第6話

「次はどこに行こうか」そう言う死神さんをベンチに残して、私は一人お手洗いへと向かった。

 鏡に映る自分の顔を見ると、いつもよりも口角が上がり頬もほんのり赤らんでいた。つい数時間前まで病院のベッドの上に寝ていたなんて嘘みたい。今の私は誰が見ても病人だなんて見えないような顔をしていた。


「このあとはどうしようかな」


 ソフトクリームを食べたらなんだかお腹がすいてきた気がするから、クレープ屋さんでも探しに行こうかな? それとも死神さんにどこに行きたいか聞いて、死神さんの行きたい場所に行ってみるのもいいなぁ。あ、でもそんなこと聞いたら「じゃあ病院に戻ろうか」なんて言われちゃうかな。


「ふふ……っ!」


 想像したらおかしくてついつい笑いが漏れる。でも……そんな私に、あなたは病人なのよと知らしめるように心臓がドクンッと大きな音を立てて鳴った。


「っ……くっ……」


 まだ、だ。まだ大丈夫。もう少し、もう少しだけだから。こんなふうに外に出られることなんて、もう二度とないかもしれないんだから。だから、お願い。もう少しだけ私に時間を頂戴……。

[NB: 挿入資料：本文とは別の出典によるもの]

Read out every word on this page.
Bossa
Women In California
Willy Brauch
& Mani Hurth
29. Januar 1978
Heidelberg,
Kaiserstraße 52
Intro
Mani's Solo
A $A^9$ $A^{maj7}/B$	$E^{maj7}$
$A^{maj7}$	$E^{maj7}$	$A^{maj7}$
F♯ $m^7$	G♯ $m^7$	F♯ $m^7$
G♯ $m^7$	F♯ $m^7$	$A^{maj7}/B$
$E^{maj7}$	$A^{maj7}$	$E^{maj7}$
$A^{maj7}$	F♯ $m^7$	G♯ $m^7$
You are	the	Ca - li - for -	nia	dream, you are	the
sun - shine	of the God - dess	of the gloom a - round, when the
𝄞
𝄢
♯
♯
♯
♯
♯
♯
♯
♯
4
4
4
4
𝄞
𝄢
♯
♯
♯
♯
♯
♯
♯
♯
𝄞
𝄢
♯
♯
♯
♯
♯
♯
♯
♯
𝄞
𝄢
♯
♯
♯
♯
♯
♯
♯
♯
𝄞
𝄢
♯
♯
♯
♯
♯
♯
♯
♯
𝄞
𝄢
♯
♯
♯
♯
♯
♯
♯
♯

 大きく息を吸って、身体の中に意識をして酸素を取り込む。ゆっくりと呼吸を落ち着かせて。興奮を抑える。本当は薬を飲むのが一番いいんだけど、あいにくカバンの中には緊急用のタブレットしか入っていない。けれど、それを飲むほどは酷くないし、できれば飲まなきゃいけないようなことになるのは避けたい。夕方まで誤魔化せれるぐらいまで、どうにか落ち着いて……。お願い……。


「大丈夫……大丈夫……」


 少しずつではあるけれど、苦しさが落ち着いてきた気がする。

 吸い込んだ息をふーっと吐ききると、私はもう一度鏡の中の自分の顔を見た。そこには青白い顔をした、いつもの私がいた。

 結局、この顔が私にはお似合いだということなのかもしれない。


「戻らなきゃ……」


 お手洗いに行くと言って死神さんの元を離れてから結構な時間が過ぎた。心配しているかもしれない。

 私はもう一度鏡を見て、無理やりに口角をニッと上げると笑った顔のままお手洗いを出た。


「あれ……?」


 ベンチで待っているはずの死神さんの元へ向かおうとした私は、視界に入った光景に違和感を覚えた。

 少し離れた場所にあるベンチ、そこに死神さんは座っていた。でも、その前に人の姿があった。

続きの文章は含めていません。